El gruñido de Dieter demostró una desaprobación rutinaria, como si respondiera a una broma ya muy repetida.

—Es curioso. Mi padre también se exilió en 1939 y también llegó a capataz de unas canteras cercanas a Aix-en-Provence.

—¿Lo ve? Y yo tengo una explicación. En parte conecta con su teoría de la división entre víctimas y verdugos. Los españoles víctimas están dotados para ser capataces en países extraños. Tienen el miedo del perdedor y la voluntad del superviviente, la dureza del que no puede volver atrás. Yo mismo. Yo soy un capataz y Dieter un inspector de capataces.

—¿Es usted un perdedor, un superviviente, un hombre que no puede volver atrás?

—Yo diría que sí. Casi todos los de mi promoción de la Facultad de Derecho, o son abogados laboralistas a punto de merecer diez líneas en la Enciclopedia Soviética, o son abogados de postín social y económico. Yo fui un vagabundo que no se quedó para «defender a la clase obrera», ni para hacer una carrera social brillante. Tengo instinto de superviviente y he conseguido un puesto de capataz en la multinacional más poderosa del mundo. No puedo volver atrás. Significaría volver a empezar, sacar a los niños de un colegio con árboles donde aprenden el francés hasta los diez años y el inglés a partir de los once, dejar de ser socio del club de golf, perder la amarra y el yate de quince metros. ¿Qué harían sin mí el Reclús y el Quimet?

—¿Quién?

—El Reclús y el Quimet son los dos marineros que he contratado para mi barco. Lo tengo en el puerto de L’Estartit y apenas si lo utilizo para irme a comer un bocadillo de jamón en las islas Medas, a las que se puede llegar perfectamente a remo, incluso a nado.

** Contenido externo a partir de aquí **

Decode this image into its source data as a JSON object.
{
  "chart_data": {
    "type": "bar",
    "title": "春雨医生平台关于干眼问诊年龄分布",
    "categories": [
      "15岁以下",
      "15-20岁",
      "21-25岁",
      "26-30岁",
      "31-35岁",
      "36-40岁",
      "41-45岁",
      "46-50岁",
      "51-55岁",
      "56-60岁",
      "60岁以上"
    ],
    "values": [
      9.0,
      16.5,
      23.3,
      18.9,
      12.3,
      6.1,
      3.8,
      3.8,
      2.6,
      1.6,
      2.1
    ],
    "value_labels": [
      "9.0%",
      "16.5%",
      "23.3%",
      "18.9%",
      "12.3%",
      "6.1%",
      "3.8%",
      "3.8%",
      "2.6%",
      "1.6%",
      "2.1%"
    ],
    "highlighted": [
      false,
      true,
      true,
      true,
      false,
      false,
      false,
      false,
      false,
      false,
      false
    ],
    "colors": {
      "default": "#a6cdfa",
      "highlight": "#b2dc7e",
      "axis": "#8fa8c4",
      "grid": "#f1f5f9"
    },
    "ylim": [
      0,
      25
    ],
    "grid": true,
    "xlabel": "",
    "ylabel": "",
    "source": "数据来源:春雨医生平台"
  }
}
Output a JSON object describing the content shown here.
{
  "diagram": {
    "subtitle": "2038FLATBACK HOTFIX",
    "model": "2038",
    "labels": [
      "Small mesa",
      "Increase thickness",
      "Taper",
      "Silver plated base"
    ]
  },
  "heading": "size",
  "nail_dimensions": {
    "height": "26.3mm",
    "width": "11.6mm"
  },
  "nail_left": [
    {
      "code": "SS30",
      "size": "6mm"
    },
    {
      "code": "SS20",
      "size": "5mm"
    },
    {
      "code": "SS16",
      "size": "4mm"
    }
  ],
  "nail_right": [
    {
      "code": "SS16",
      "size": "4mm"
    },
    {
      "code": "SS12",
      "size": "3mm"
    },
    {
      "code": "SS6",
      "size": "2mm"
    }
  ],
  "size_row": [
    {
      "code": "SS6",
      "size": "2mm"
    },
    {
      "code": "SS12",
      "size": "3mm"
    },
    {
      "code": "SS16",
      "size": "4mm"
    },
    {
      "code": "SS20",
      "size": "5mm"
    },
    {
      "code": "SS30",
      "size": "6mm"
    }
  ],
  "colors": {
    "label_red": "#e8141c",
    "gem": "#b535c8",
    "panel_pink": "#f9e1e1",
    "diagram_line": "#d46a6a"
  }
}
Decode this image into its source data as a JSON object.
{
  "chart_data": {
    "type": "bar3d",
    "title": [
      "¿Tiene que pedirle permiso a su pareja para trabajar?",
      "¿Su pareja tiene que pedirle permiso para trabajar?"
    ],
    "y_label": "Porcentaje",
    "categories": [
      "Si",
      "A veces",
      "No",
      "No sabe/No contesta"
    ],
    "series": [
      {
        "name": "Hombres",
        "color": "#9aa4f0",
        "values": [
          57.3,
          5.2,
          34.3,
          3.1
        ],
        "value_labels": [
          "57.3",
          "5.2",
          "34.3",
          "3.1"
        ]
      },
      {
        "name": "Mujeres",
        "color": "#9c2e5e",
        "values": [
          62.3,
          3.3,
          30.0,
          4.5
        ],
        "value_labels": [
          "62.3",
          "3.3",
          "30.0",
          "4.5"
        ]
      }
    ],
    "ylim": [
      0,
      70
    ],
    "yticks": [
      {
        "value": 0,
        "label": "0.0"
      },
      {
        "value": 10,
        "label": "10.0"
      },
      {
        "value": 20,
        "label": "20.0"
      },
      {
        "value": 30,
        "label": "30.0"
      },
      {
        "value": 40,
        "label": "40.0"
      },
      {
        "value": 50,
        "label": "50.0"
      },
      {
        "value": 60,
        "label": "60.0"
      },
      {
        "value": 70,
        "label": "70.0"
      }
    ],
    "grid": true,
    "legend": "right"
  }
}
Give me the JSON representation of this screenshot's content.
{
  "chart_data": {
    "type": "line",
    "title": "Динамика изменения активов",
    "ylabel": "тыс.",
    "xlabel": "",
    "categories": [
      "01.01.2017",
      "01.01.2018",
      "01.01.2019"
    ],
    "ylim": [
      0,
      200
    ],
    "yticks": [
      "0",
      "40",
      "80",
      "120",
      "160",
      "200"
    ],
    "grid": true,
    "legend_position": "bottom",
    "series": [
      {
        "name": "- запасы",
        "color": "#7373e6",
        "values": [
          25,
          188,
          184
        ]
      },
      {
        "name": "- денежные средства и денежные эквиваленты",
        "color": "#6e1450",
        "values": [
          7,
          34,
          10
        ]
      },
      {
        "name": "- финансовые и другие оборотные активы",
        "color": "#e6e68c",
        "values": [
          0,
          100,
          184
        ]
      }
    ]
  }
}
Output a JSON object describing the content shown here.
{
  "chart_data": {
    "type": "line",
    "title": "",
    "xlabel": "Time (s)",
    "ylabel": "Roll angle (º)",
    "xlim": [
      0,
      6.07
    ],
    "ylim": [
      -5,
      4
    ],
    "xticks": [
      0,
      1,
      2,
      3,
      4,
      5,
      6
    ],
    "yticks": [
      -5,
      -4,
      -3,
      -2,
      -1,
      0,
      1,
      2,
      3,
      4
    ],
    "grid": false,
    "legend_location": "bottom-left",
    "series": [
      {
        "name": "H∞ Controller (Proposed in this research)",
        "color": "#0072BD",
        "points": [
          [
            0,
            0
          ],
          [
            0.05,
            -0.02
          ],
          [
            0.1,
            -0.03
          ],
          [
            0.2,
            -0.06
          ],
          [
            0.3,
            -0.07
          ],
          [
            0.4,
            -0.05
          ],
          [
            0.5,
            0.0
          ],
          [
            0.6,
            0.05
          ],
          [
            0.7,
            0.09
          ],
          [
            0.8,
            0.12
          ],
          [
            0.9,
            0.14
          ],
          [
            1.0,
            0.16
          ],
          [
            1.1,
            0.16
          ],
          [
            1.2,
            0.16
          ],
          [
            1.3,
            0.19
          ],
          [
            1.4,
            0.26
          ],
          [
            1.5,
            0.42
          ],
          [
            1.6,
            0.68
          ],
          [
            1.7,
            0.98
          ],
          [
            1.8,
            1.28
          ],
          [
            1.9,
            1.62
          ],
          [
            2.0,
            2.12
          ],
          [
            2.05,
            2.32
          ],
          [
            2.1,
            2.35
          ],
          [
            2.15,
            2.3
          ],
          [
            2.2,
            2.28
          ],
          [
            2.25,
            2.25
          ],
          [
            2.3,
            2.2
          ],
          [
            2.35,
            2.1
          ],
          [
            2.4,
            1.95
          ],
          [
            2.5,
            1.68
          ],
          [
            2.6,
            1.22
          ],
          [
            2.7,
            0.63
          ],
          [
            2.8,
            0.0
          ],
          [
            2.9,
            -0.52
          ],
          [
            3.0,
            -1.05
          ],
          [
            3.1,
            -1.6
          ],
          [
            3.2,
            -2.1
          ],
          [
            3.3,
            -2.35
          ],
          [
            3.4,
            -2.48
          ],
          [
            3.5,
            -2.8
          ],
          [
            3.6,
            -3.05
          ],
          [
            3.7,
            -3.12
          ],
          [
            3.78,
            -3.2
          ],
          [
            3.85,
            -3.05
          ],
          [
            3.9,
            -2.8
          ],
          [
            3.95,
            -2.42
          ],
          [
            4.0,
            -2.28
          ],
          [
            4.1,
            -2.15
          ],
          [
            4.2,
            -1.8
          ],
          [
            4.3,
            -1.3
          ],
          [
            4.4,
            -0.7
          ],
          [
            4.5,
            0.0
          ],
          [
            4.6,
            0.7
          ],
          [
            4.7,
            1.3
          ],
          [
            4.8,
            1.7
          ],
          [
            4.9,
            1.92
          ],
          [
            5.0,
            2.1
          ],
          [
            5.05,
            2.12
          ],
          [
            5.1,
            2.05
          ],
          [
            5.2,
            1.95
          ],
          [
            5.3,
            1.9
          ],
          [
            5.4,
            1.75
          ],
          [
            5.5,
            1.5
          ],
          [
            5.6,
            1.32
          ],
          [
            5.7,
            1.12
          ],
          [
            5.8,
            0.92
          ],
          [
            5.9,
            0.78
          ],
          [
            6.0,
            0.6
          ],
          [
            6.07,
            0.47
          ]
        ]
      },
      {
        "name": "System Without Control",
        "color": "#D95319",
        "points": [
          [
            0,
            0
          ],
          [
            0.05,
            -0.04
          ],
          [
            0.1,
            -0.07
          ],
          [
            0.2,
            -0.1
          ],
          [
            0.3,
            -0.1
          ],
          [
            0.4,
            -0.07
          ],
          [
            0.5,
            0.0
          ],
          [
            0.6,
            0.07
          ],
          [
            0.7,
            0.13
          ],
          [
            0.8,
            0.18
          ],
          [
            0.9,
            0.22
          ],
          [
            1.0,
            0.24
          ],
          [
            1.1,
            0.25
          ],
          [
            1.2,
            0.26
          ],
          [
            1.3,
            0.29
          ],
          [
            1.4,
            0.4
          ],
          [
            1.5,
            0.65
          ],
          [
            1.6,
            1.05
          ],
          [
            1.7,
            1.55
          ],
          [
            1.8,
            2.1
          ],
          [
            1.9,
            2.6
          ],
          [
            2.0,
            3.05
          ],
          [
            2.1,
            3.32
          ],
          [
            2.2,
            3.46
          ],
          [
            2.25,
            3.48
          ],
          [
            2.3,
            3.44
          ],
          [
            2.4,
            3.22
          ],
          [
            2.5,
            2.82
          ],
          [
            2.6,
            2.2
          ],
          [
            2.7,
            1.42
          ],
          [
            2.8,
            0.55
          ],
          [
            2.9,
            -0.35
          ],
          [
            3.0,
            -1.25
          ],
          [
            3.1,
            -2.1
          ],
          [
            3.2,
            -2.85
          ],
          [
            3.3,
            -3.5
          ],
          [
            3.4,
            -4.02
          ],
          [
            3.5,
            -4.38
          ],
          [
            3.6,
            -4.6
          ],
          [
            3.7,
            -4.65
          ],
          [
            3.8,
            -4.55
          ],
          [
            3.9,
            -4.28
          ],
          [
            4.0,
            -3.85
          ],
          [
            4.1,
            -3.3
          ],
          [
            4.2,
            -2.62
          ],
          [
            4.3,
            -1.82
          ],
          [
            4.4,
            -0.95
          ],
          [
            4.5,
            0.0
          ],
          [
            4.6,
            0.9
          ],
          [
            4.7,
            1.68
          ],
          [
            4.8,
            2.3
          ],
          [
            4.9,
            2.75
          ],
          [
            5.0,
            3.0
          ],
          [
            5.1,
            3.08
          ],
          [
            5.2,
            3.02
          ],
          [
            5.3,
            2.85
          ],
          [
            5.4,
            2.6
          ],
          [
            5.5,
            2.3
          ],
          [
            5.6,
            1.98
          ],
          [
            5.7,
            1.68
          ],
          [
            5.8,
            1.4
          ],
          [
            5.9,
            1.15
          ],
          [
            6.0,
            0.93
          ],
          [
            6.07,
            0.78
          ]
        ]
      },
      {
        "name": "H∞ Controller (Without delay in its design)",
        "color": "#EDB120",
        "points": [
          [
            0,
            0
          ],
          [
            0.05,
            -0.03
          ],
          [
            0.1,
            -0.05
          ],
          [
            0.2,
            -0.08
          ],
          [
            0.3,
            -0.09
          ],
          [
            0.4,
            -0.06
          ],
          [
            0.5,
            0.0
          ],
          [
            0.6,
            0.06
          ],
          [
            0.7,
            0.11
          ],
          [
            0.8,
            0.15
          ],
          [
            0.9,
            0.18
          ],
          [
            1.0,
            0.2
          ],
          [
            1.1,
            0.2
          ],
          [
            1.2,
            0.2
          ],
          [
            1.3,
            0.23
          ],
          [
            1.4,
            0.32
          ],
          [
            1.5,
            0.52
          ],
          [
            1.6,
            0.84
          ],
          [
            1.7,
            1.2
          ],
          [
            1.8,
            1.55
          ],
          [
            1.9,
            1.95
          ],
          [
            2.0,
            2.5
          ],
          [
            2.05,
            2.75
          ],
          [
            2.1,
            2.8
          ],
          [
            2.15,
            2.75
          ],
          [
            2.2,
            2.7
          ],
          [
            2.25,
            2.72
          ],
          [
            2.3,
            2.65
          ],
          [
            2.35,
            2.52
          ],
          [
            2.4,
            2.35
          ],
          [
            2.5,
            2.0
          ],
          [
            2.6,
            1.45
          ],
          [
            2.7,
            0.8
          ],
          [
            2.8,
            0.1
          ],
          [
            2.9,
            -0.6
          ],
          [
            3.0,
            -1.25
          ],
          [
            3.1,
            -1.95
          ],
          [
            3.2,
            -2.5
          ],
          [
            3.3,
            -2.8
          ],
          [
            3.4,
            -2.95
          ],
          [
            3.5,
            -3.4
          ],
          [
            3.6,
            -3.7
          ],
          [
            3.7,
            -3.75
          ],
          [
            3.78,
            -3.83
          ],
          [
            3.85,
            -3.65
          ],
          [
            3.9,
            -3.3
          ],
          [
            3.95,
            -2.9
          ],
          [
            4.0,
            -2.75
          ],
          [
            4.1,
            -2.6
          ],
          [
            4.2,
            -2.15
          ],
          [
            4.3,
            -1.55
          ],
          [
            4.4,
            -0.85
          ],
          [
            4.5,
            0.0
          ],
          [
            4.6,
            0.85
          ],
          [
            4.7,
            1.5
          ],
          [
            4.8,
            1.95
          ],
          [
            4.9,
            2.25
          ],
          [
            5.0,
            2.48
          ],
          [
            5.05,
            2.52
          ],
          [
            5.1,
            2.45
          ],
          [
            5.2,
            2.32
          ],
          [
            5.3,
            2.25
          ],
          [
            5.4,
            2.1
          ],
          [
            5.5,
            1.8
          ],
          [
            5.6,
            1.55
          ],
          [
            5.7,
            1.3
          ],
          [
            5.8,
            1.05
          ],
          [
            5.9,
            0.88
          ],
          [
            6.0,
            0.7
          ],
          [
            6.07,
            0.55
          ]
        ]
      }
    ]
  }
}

La primavera multiplicaba las flores asomadas sobre las bajas cercas que enmarcaban las casas de un supuesto estilo californiano. Casas de madera oscura, con el sello de singularidad en oposición a los barrios enteros de chalets prefabricados que habían dejado atrás antes de adentrarse en Carmel Street. Eucaliptos, naranjos, Limoneros configuraban un marco casi mediterráneo de no ser por la luz más nórdica, más delimitadora de los contornos. A Carvalho aquel paisaje descendiente hacia las largas playas de arenas blancas le parecía un ejercicio imitativo comparable al del champán o el vino norteamericano y el ejercicio se desvirtuaba totalmente cuando aparecía la playa y el mar, ambos sin límites, de un azul continuo y vivo, mediantes unas olas rítmicas y rodantes que en verano se convertirían en móviles pistas para el surf. Incluso la pulcritud del escenario impedía la consumación de la suplantación. Pulcras las arenas sin mácula de papel entregado al viento, pulcros los parterres de ducha diaria y los anglosajones blancos como la arena, siempre disfrazados de ir por la vida sin disfraz.